No offense taken, I'm not struggling to scrounge them up. I'm only 21 and just starting off in the industry. Which is why I'm asking these questions now, so I'm not trying to take the exam now or even worried about it. More so just interested if it's a good certification and not like an IT cert that means nothing.


----------



## Footer

derekleffew said:


> No offense intended toward your father, but I disagree. I know many "real" journeyman electricians who would not pass, as they have no knowledge of, nor experience with, sections 1A3, 1A8, 1B, 1C3-5, 1D, 1E6-9, (to name a few), of the test content.



Sorry, meant he would be able to take the test and if he passed it he could become certified. All in all, what I was trying to say is ETCP recognizes that industrial electricians can bring something to the entertainment industry.


----------



## museav

derekleffew said:


> It is specifically for this reason that the ETCP program was created--entertainment is an animal like no other. One shouldn't (necessarily) expect a crane operator to pass the rigger's exam, nor a licensed electrician to pass the entertainment electrician exam.

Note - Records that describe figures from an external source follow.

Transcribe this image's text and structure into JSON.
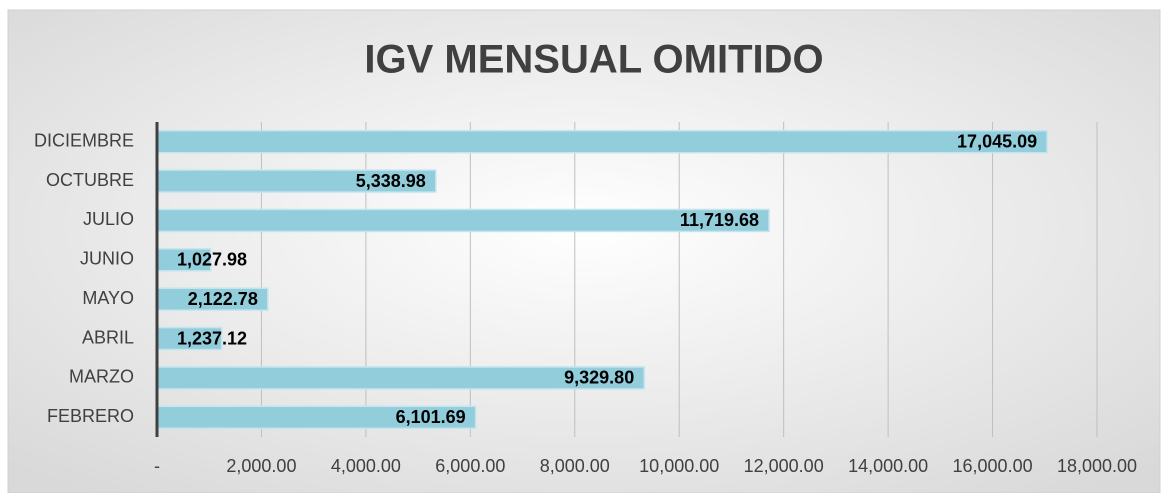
{
  "chart_data": {
    "type": "bar",
    "orientation": "horizontal",
    "title": "IGV MENSUAL OMITIDO",
    "categories": [
      "FEBRERO",
      "MARZO",
      "ABRIL",
      "MAYO",
      "JUNIO",
      "JULIO",
      "OCTUBRE",
      "DICIEMBRE"
    ],
    "values": [
      6101.69,
      9329.8,
      1237.12,
      2122.78,
      1027.98,
      11719.68,
      5338.98,
      17045.09
    ],
    "value_labels": [
      "6,101.69",
      "9,329.80",
      "1,237.12",
      "2,122.78",
      "1,027.98",
      "11,719.68",
      "5,338.98",
      "17,045.09"
    ],
    "color": "#92cddc",
    "xlim": [
      0,
      18000
    ],
    "xticks": [
      {
        "value": 0,
        "label": "-"
      },
      {
        "value": 2000,
        "label": "2,000.00"
      },
      {
        "value": 4000,
        "label": "4,000.00"
      },
      {
        "value": 6000,
        "label": "6,000.00"
      },
      {
        "value": 8000,
        "label": "8,000.00"
      },
      {
        "value": 10000,
        "label": "10,000.00"
      },
      {
        "value": 12000,
        "label": "12,000.00"
      },
      {
        "value": 14000,
        "label": "14,000.00"
      },
      {
        "value": 16000,
        "label": "16,000.00"
      },
      {
        "value": 18000,
        "label": "18,000.00"
      }
    ],
    "grid": true
  }
}
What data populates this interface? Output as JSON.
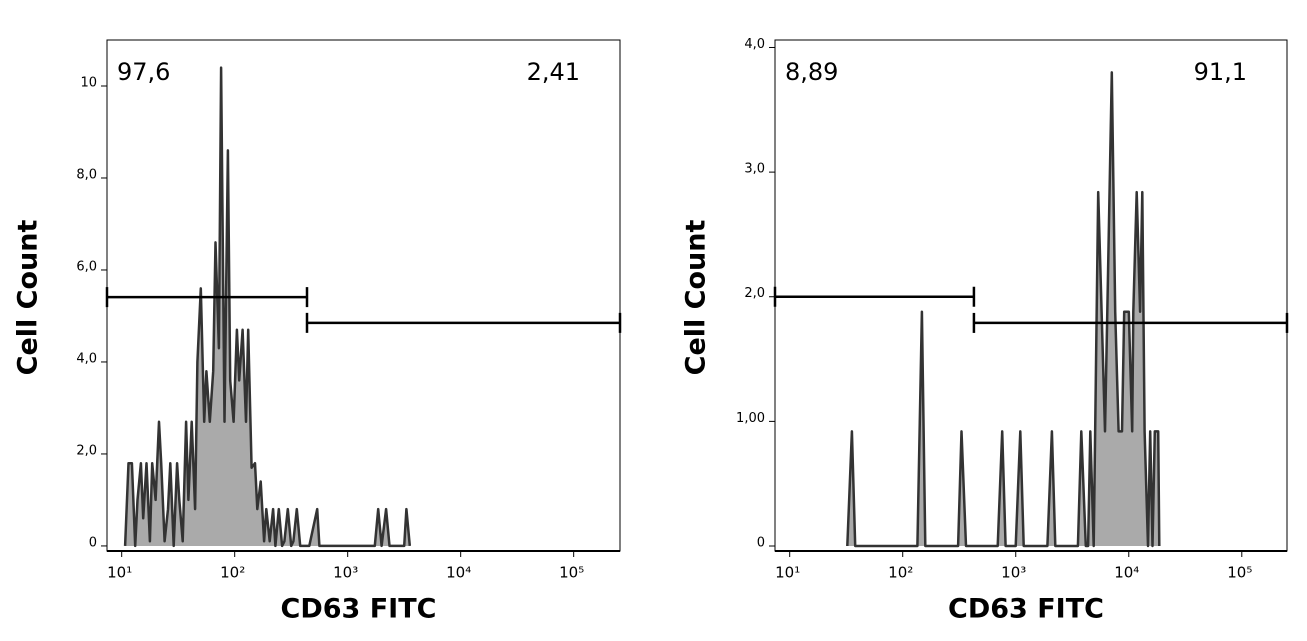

That also works both ways, an ETCP certified Entertainment Electrician may not be able to pass an Electrical Contractor exam or know all of the aspects involved in site and facility power. Someone who is both ETCP certified as an Entertainment Electrician and a Licensed Electrical Contractor, especially if there is a General or 'umbrella' license, may have a better perspective of how the two aspects interact. We could also get into how "Electrician" or "Electrical Contractor" usually relates to application and "Electrical Engineer" to system design. In the construction world EEs design the power systems, ECs install them. Two different roles, two different professional licenses.


----------